Seana Willing, the commission’s examiner, contends in an e-mail that the order is based on a rule that does not comport with the Texas Constitution. As examiner in judicial misconduct cases, Willing acts as a prosecutor does in a criminal case, gathering and presenting evidence, often assisted by a private attorney.
Willing says, “I’m not criticizing the commission for what they did, but I don’t understand why they did what they did.” But Willing is concerned that the commission’s public warning in Keller could result in “bad law” and cost taxpayers more money.
She argues the commission should have based its order on the constitution, which allows the commission only three options after it begins formal proceedings against a judge and after a special master issues a report: issue a censure, recommend removal or retirement, or dismiss the charges.
But John J. “Mike” McKetta, the special counsel who prosecuted Keller, thinks the constitution allows the commission to take the action it did.
Bob Warneke, the commission’s counsel in Keller, says the commission’s position is that the order “speaks for itself.” He declines further comment.
The question is somewhat complicated, and turns on what the Texas Constitution outlines and what the rules for the SCJC specify. It’s a bit of a mess, actually. The Statesman has a good story on this as well, which includes the fact that Keller is the 96th judge to be examined by the Commission, and the first to receive this particular sanction. One thing I hope we all can agree on:
While [Keller defense attorney Chip] Babcock is discussing an appeal, how such an appeal would proceed is unclear. That’s because there are different procedures for appeals after formal and informal proceedings. A public warning typically follows informal proceedings, but in Keller’s case, the commission issued a public warning after formal proceedings.
When the commission issues a public warning to a judge in informal proceedings, that judge has the right to ask the state Supreme Court to appoint three appellate justices to a special court of review to hear the appeal. Willing says in an interview that in such appeals, the three-justice panel reviews the evidence de novo, amounting to a new trial.
But because the commission initiated formal proceedings against Keller, Keller already has had a trial — before the special master. Willing says a new trial would be a waste of resources.
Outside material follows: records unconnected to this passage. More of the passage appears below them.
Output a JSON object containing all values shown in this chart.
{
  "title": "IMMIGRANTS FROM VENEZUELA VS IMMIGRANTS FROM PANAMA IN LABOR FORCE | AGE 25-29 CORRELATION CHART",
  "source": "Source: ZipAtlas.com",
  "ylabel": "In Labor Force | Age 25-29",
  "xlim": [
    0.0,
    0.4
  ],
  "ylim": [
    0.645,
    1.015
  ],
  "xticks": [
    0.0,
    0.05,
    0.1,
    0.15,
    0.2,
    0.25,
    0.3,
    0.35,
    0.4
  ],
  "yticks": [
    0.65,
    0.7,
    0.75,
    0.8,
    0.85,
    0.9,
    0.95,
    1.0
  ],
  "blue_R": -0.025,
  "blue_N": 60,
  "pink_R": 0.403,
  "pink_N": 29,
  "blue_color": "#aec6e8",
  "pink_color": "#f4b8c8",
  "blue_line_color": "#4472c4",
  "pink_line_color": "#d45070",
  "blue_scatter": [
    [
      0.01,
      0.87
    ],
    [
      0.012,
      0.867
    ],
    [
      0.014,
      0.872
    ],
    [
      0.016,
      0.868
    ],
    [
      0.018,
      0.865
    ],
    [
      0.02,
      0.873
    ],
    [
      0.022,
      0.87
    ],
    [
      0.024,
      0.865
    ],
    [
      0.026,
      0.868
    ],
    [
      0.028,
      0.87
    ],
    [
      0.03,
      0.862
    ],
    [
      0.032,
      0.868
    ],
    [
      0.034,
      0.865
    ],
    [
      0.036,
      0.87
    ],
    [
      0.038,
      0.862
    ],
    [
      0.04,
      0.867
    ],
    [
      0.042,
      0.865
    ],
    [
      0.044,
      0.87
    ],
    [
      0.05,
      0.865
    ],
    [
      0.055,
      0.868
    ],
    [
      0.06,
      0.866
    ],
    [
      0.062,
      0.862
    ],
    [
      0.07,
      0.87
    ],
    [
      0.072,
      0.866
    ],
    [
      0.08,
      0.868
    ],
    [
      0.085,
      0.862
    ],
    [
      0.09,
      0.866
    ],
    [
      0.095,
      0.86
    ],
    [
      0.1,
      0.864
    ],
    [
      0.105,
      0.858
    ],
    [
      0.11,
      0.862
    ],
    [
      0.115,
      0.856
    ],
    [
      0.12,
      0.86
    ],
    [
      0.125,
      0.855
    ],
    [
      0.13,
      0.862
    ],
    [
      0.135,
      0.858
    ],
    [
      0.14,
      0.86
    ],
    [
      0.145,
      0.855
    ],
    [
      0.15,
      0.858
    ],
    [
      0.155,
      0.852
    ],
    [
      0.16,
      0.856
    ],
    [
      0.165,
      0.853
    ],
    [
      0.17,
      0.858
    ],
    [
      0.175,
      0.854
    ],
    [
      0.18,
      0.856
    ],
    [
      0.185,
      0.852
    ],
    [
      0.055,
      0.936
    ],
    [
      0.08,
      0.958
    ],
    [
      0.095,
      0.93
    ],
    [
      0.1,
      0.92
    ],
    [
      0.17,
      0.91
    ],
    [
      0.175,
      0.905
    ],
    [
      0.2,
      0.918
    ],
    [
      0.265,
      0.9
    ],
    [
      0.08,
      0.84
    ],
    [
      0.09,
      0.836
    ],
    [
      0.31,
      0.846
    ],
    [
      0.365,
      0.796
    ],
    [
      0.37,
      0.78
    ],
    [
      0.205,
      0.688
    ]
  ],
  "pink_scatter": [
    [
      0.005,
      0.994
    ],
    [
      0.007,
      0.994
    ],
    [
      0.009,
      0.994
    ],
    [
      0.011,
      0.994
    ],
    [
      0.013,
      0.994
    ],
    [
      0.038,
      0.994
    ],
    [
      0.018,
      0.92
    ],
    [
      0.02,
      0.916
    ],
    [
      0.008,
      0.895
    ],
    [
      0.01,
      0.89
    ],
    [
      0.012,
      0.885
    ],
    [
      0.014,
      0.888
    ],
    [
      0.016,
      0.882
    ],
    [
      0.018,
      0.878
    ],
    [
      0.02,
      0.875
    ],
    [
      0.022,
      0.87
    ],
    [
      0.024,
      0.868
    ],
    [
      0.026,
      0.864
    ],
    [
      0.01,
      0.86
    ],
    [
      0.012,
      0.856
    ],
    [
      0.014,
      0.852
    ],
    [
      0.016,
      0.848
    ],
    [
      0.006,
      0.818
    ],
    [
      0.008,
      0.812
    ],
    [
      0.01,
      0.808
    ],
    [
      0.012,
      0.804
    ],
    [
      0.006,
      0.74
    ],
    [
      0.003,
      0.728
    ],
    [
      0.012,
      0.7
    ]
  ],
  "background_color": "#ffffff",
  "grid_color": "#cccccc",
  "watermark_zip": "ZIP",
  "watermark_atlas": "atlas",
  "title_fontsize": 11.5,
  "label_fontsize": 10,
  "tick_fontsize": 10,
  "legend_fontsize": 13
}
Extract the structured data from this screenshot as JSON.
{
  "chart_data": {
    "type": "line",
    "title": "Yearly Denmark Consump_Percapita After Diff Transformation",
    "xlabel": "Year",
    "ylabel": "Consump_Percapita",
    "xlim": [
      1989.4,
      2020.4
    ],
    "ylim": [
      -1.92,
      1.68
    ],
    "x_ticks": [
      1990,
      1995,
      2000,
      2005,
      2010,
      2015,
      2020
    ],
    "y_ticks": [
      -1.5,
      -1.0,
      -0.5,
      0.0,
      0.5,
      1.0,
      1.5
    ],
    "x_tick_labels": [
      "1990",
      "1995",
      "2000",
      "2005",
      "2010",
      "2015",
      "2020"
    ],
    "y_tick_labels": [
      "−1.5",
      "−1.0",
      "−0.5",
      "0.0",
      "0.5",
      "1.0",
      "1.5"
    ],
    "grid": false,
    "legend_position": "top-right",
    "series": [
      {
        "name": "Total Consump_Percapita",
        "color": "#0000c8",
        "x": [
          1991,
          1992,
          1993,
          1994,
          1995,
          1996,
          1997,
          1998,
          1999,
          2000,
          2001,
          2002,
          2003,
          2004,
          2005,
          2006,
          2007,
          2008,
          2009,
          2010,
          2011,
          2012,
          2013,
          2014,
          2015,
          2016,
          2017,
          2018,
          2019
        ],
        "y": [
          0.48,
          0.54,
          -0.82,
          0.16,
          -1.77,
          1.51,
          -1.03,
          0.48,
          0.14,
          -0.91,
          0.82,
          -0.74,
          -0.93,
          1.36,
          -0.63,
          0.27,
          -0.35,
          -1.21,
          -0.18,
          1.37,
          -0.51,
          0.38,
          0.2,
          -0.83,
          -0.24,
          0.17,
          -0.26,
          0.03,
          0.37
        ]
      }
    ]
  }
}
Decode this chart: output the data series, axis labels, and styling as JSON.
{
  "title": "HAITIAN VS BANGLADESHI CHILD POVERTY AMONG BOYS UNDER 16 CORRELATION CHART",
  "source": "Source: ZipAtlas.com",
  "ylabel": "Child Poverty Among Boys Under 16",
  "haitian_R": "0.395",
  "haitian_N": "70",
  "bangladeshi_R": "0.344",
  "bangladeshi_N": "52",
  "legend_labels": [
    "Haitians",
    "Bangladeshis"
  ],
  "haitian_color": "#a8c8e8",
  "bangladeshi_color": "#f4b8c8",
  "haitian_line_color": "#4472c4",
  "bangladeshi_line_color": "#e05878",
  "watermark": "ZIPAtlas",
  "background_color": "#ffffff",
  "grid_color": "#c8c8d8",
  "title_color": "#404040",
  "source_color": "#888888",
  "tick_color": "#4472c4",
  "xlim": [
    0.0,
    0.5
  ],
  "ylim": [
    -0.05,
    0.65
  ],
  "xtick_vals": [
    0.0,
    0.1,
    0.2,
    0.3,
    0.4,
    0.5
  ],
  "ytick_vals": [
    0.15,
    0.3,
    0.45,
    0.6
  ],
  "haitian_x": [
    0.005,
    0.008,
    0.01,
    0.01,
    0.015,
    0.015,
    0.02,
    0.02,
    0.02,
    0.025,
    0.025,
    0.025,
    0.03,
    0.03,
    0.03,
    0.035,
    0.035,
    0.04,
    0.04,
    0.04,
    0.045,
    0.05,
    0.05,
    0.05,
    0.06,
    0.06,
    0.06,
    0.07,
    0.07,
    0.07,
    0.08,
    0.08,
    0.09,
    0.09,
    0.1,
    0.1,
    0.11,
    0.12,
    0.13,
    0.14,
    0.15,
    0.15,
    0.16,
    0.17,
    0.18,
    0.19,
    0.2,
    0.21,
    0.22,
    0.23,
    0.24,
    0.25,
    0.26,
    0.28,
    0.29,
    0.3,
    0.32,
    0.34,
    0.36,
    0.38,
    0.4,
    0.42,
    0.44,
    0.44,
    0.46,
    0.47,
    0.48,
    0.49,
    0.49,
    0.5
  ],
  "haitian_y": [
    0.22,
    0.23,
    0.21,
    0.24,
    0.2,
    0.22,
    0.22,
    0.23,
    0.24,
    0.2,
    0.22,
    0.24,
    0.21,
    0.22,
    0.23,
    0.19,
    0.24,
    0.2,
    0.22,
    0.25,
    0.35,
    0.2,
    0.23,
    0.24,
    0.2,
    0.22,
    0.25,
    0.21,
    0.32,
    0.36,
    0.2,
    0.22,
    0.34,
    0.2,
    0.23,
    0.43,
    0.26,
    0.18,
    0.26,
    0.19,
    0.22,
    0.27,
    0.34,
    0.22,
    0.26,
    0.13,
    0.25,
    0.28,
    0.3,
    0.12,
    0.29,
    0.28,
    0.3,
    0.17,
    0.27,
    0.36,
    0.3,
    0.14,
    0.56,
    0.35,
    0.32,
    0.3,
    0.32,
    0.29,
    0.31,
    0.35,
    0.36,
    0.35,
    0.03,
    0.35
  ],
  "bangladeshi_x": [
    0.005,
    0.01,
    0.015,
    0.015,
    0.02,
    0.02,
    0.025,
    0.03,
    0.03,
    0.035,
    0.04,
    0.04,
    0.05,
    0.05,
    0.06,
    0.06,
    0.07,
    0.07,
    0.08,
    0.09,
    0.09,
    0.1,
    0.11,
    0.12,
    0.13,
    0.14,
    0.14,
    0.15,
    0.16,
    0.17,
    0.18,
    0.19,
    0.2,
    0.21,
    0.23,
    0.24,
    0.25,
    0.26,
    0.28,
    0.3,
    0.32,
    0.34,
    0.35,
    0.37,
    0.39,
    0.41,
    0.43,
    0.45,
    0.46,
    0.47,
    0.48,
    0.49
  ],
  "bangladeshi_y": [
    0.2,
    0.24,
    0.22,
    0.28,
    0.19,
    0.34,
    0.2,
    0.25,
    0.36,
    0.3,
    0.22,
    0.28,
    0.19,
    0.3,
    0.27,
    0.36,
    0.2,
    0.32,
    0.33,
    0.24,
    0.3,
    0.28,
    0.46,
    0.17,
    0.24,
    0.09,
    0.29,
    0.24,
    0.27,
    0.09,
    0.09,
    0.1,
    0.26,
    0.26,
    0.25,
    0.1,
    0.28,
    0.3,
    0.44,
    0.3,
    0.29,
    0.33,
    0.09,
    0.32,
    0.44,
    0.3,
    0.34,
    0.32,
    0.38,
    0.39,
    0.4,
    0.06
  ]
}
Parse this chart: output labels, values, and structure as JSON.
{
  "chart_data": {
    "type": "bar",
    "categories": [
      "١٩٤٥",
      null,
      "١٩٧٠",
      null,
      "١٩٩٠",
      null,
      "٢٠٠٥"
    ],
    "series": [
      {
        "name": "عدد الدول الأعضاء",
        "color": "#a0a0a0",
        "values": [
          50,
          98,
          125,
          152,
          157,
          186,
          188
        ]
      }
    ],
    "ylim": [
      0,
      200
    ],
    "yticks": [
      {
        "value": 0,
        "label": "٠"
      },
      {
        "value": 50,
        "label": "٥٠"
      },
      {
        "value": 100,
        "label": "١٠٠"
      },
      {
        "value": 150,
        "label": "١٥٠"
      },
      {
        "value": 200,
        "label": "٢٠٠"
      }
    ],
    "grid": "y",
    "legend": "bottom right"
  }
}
She is concerned about Keller getting what amounts to a second trial on the taxpayer’s dime.
“This is taxpayers’ resources being expended for a second trial,” Willing says. “I have a problem with that.”
Willing says that even though the commission does not pay Graves Dougherty legal fees for McKetta’s work as special counsel, it had to pay for the firm’s expenses in Keller, which totaled about $20,000 so far. “Are we going to have to do that again?” Willing asks.
I would hope the answer to that is No. At this point, it appears the only way for that to be ensured is for Keller to take her medicine and let it go already. I’m not going to hold my breath waiting for that to happen. Thanks to Grits for the Texas Lawyer link.